Q1. What is the shape of (3 × 5) × (5 × 2)?
Q2. What is the shape of (3 × 5) × (2 × 5)?
Q3. Compute:
[ 2 0 ] [ 1 3 ]
[ 1 1 ] × [ 2 1 ] = ?
Q4. If A is the 4×3 customer-quantity matrix from Section 7, and p is the column vector [40, 50, 90]ᵀ (prices), what is A · p and what does it represent?
Answers
Q1. 3 × 2 (inner dimension 5 matches, output is the outer dimensions).
Q2. Undefined — inner dimensions are 5 and 2, they don’t match. You would need to transpose the second matrix to make it 5×2 first.
Q3.
[ 2·1 + 0·2 2·3 + 0·1 ] [ 2 6 ]
[ 1·1 + 1·2 1·3 + 1·1 ] = [ 3 4 ]
Q4. A · p is a 4×1 column vector where each entry is one customer’s total rupee bill:
[ 5·40 + 3·50 + 2·90 ] [ 530 ]
[ 2·40 + 4·50 + 1·90 ] = [ 370 ]
[ 6·40 + 1·50 + 3·90 ] [ 560 ]
[ 4·40 + 2·50 + 2·90 ] [ 440 ]
Each entry is a dot product. The whole operation is matrix-vector multiplication.
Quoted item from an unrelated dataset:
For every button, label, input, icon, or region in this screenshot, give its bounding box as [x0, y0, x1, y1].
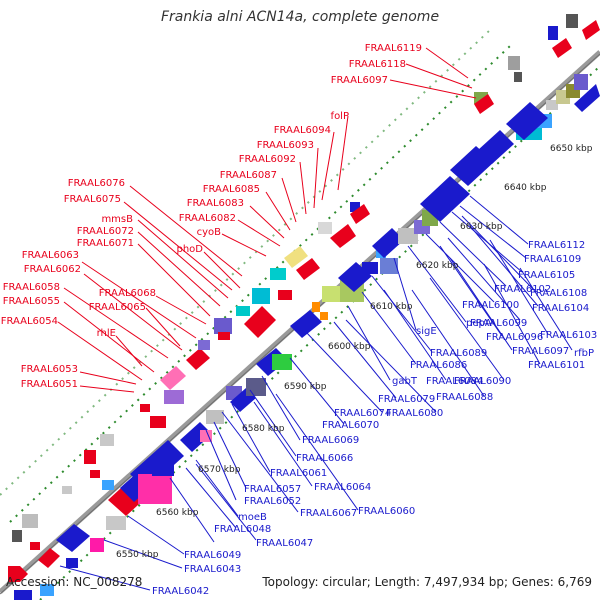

12. Where this shows up next
You’ll meet matrix multiplication in every remaining paper from 05 onwards. The shapes get bigger, but the operation is exactly the one you just learned:
- Paper 05 (Word2Vec): input one-hot vectors are multiplied by an embedding matrix to look up word vectors.
- Paper 08 (Transformer): query, key, value are all computed by multiplying the input by three different weight matrices. Attention itself is
Q · Kᵀ— a matrix multiplication. - Paper 12 (GPT-3): 175 billion parameters is 175 billion numbers sitting inside matrices, waiting to be multiplied.
Every time you see W · x in a paper from here on, you now know exactly what is happening and why the shapes must line up. The rest is scale.